Kasat Reskrim AKP Margopo

SELUMA, PB – Penyidik Satuan Reserse dan Kriminal (Satreskrim) Polres Seluma akan memanggil tiga orang saksi terkait laporan masyarakat adanya dugaan penyalahgunaan wewenang dalam pembagian Beras Sejahtera (Rastra) di Desa Rawah Indah Kecamatan Ilir Talo.

“Besok akan kita periksa tiga orang,” kata Kapolres Seluma AKBP Jeki Rahmat Mustika melalui Kasat Reskrim AKP Margopo, Kamis (19/04/2018).

Menurut Margopo, penanganan kasus dugaan penyalahgunaan wewenang tersebut masih dalam tahap penyelidikan. Sejauh mana dugaan yang dituduhkan, masih belum dapat dipastikan. Mengingat, hal itu merupakan teknis penyelidikan.

“Sekarang masih lidik,” singkatnya.

Dalam proses penyelidikan nantinya, penyidik akan melakukan pemeriksaan terhadap sejumlah saksi. Termasuk Kepala Desa juga akan dimintai keterangan.
Sebelumnya, Puluhan Masyarakat Desa Rawah Indah Kecamatan Ilir Talo mendatangi Polres Seluma sekira Pukul 10.00 WIB, Selasa (17/04/2018).

Kedatangan warga ini guna melaporkan dugaan penyalahgunaan wewenang oleh Kepala Desa karena telah membagikan Beras Sejahteta (Rastra) secara merata kepada masyarakat yang tidak terdaftar sebagai penerima. Jumlah Keluarga Penerima Manfaat (KPM) di Desa Rawah Indah sebanyak 163 KK.

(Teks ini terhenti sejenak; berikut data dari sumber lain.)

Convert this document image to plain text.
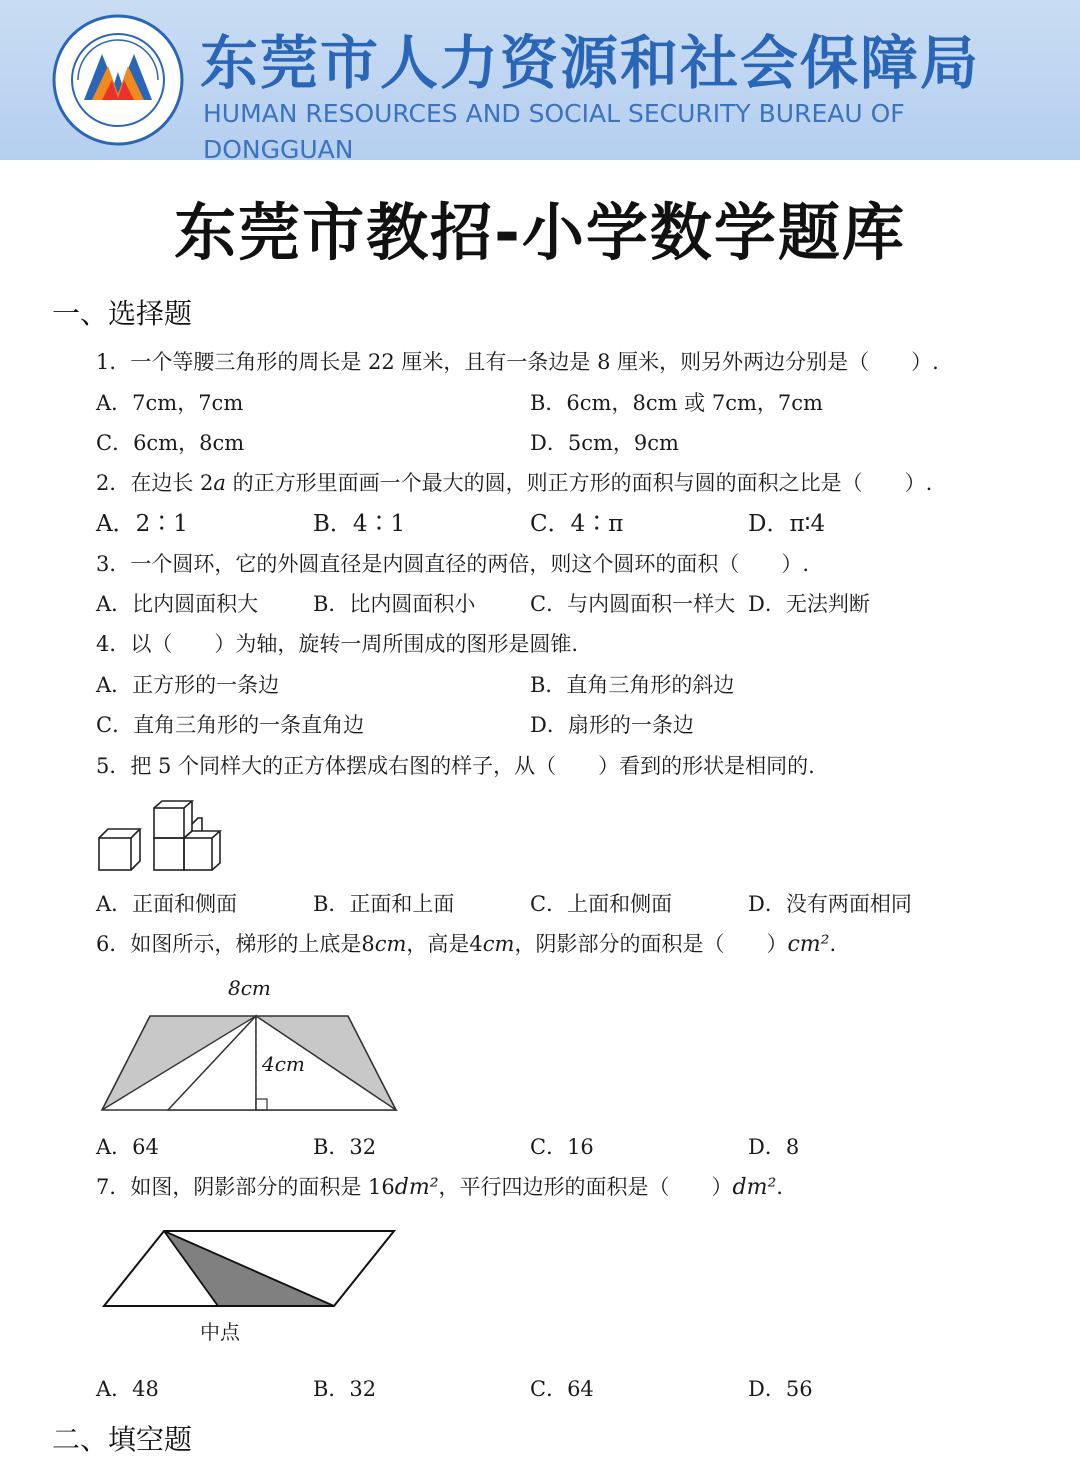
东莞市人力资源和社会保障局
HUMAN RESOURCES AND SOCIAL SECURITY BUREAU OF DONGGUAN
东莞市教招-小学数学题库
一、选择题
1．一个等腰三角形的周长是 22 厘米，且有一条边是 8 厘米，则另外两边分别是（　　）.
A．7cm，7cm	B．6cm，8cm 或 7cm，7cm
C．6cm，8cm	D．5cm，9cm
2．在边长 2a 的正方形里面画一个最大的圆，则正方形的面积与圆的面积之比是（　　）.
A．2∶1	B．4∶1	C．4∶π	D．π∶4
3．一个圆环，它的外圆直径是内圆直径的两倍，则这个圆环的面积（　　）.
A．比内圆面积大	B．比内圆面积小	C．与内圆面积一样大 D．无法判断
4．以（　　）为轴，旋转一周所围成的图形是圆锥.
A．正方形的一条边	B．直角三角形的斜边
C．直角三角形的一条直角边	D．扇形的一条边
5．把 5 个同样大的正方体摆成右图的样子，从（　　）看到的形状是相同的.
A．正面和侧面	B．正面和上面	C．上面和侧面	D．没有两面相同
6．如图所示，梯形的上底是8cm，高是4cm，阴影部分的面积是（　　）cm².
8cm
4cm
A．64	B．32	C．16	D．8
7．如图，阴影部分的面积是 16dm²，平行四边形的面积是（　　）dm².
中点
A．48	B．32	C．64	D．56
二、填空题
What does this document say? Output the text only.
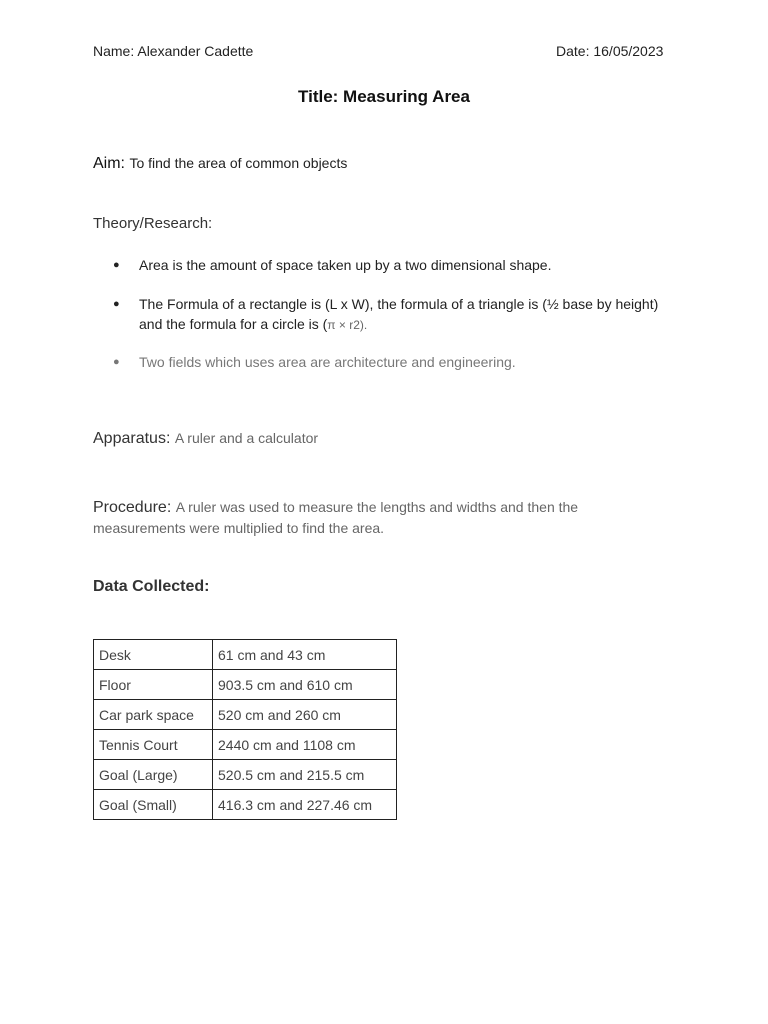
Name: Alexander Cadette	Date: 16/05/2023
Title: Measuring Area
Aim: To find the area of common objects
Theory/Research:
●	Area is the amount of space taken up by a two dimensional shape.
●	The Formula of a rectangle is (L x W), the formula of a triangle is (½ base by height) and the formula for a circle is (π × r2).
●	Two fields which uses area are architecture and engineering.
Apparatus: A ruler and a calculator
Procedure: A ruler was used to measure the lengths and widths and then the measurements were multiplied to find the area.
Data Collected:
Desk	61 cm and 43 cm
Floor	903.5 cm and 610 cm
Car park space	520 cm and 260 cm
Tennis Court	2440 cm and 1108 cm
Goal (Large)	520.5 cm and 215.5 cm
Goal (Small)	416.3 cm and 227.46 cm
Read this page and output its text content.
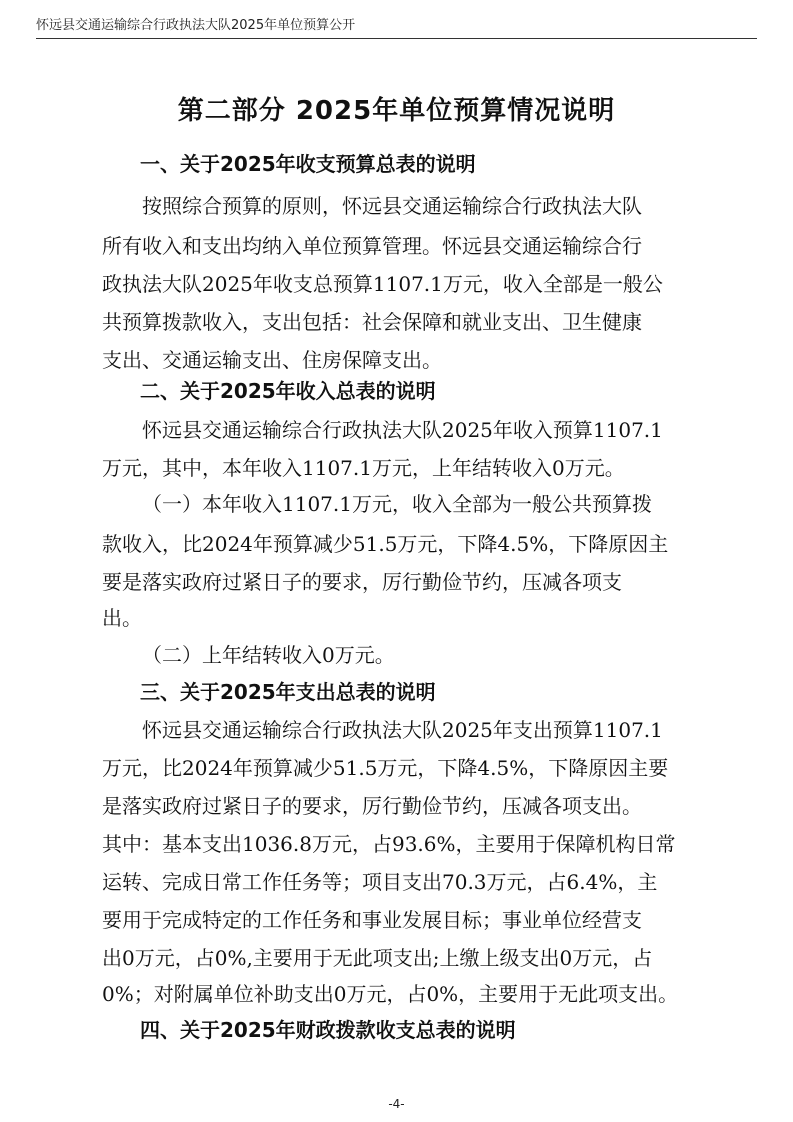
怀远县交通运输综合行政执法大队2025年单位预算公开
第二部分 2025年单位预算情况说明
一、关于2025年收支预算总表的说明
按照综合预算的原则，怀远县交通运输综合行政执法大队
所有收入和支出均纳入单位预算管理。怀远县交通运输综合行
政执法大队2025年收支总预算1107.1万元，收入全部是一般公
共预算拨款收入，支出包括：社会保障和就业支出、卫生健康
支出、交通运输支出、住房保障支出。
二、关于2025年收入总表的说明
怀远县交通运输综合行政执法大队2025年收入预算1107.1
万元，其中，本年收入1107.1万元，上年结转收入0万元。
（一）本年收入1107.1万元，收入全部为一般公共预算拨
款收入，比2024年预算减少51.5万元，下降4.5%，下降原因主
要是落实政府过紧日子的要求，厉行勤俭节约，压减各项支
出。
（二）上年结转收入0万元。
三、关于2025年支出总表的说明
怀远县交通运输综合行政执法大队2025年支出预算1107.1
万元，比2024年预算减少51.5万元，下降4.5%，下降原因主要
是落实政府过紧日子的要求，厉行勤俭节约，压减各项支出。
其中：基本支出1036.8万元，占93.6%，主要用于保障机构日常
运转、完成日常工作任务等；项目支出70.3万元，占6.4%，主
要用于完成特定的工作任务和事业发展目标；事业单位经营支
出0万元，占0%,主要用于无此项支出;上缴上级支出0万元，占
0%；对附属单位补助支出0万元，占0%，主要用于无此项支出。
四、关于2025年财政拨款收支总表的说明
-4-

Namun oleh Kepala Desa diduga diberikan juga kepada 298 KK yang diluar dari daftar penerima. Sehingga, jatah yang seharusnya diterima 10 KG perbulan, hanya diterima oleh warga sebanyak 2, 7 KG perbulan pada pembagian periode bulan Januari Hingga Maret.Jumlah beras keseluruhan sebanyak 6 ton. Dibagikan ke penerima sesuai KPM sebanyak 2,4 ton dan dibagikan rata sebanyak 3 ton. [Sepriandi]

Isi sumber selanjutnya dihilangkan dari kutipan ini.